Friday, began with a fast, except for the two bottles of contrast liquid I drank in preparation for a CT scan. Leaving the local hospital where both the x-rays and the CT scan were obtained, I headed up the Interstate toward Horn Lake, MS. Arriving at the school where my daughter teaches at about 1:30 p.m., I happily acquainted a couple of classes and staff with foreign culture through a PowerPoint presentation and a display of foreign clothes, money and other items. I had just returned from eight weeks abroad in the Asian countries of Singapore, Myanmar, Sri Lanka and India.

Following the close of the school day, I followed up on missed phone calls that came in during the PowerPoint presentation at school. The results are in! My medical tests confirm that I have degenerative arthritis in my lower back and pelvis. For the next 30 days at least, I will continue to pursue the least powerful over-the-counter pain medicine that can address most of my pain. In one month, my doctor and I will reassess my circumstances and decide how we will move forward. In any case, I do not intend to voluntarily stop moving and working for the Lord as long as I can push through. Yet, I realize that I am going to have to stop helping to load and unload tractor-trailers of literature at our World Evangelism warehouse, and a truck is due any time! I am going to have to find some serious help with yard maintenance, especially the embankments. It will all work out.

Sunday, it was my pleasure to assemble with the Collierville Church of Christ, one of my supporting congregations and where my daughter Rebecca has worshipped for nearly two decades. I made my PowerPoint presentation about my 2015 fall mission trip to four Asian nations. During morning worship, I preached my PowerPoint sermon, “The Church in Prophecy.” After lunch and prefacing afternoon worship, I worked with young people through my novel approach to learning Bible maps and my Buckets of Bible Time.
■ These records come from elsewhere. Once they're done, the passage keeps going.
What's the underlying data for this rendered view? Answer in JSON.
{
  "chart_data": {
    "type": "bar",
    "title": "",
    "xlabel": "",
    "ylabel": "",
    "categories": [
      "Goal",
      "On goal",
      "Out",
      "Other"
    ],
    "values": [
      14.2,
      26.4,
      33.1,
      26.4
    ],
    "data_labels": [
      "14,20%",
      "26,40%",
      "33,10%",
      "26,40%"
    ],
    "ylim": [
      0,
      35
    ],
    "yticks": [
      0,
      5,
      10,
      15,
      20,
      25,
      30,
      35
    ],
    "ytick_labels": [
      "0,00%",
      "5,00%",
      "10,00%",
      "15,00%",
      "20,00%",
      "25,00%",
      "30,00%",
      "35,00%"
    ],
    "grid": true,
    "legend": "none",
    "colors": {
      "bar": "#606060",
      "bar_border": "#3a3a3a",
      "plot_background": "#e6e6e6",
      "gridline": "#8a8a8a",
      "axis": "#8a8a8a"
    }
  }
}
Then, during afternoon worship, I preached, “Did Dinosaurs Really Exist?” We considered biblical and extra-biblical historical evidence respecting the coexistence of mankind and dinosaurs. The conclusion was that one’s confidence is correctly and well placed in the Bible – God’s Word, which does, in fact, speak about dinosaur-like creatures.

Sunday night, I slogged through some sluggish websites to purchase airline tickets for my next overseas trip – this time to Guyana, South America. Lord willing, I leave January 30 and return to the USA on March 8. Over those five weeks, typically I speak in 15 seminars distributed throughout that country, preach two Gospel meetings, teach in a high school boarding house, tape television programs, teach Bible classes and preach on the Lord’s days.

Monday, I will make my way back to Winona. On the way though, I look forward to visiting brethren and enjoying their company over a meal out together. However, it will be a working lunch as we collaborate on ways to be of better service in the cause of Christ.

Next Sunday, I will be with the Old Union Church of Christ in rural Carroll County, MS, whereupon I will make my mission presentation and preach during worship. The following Sunday, I long for the renewed opportunity to do the same with dear brethren of the 10th Avenue Church of Christ in Columbus, MS. I covet your prayers as I travel stateside as well as overseas, endeavoring to glorify God and edify all with whom I have contact, especially brethren.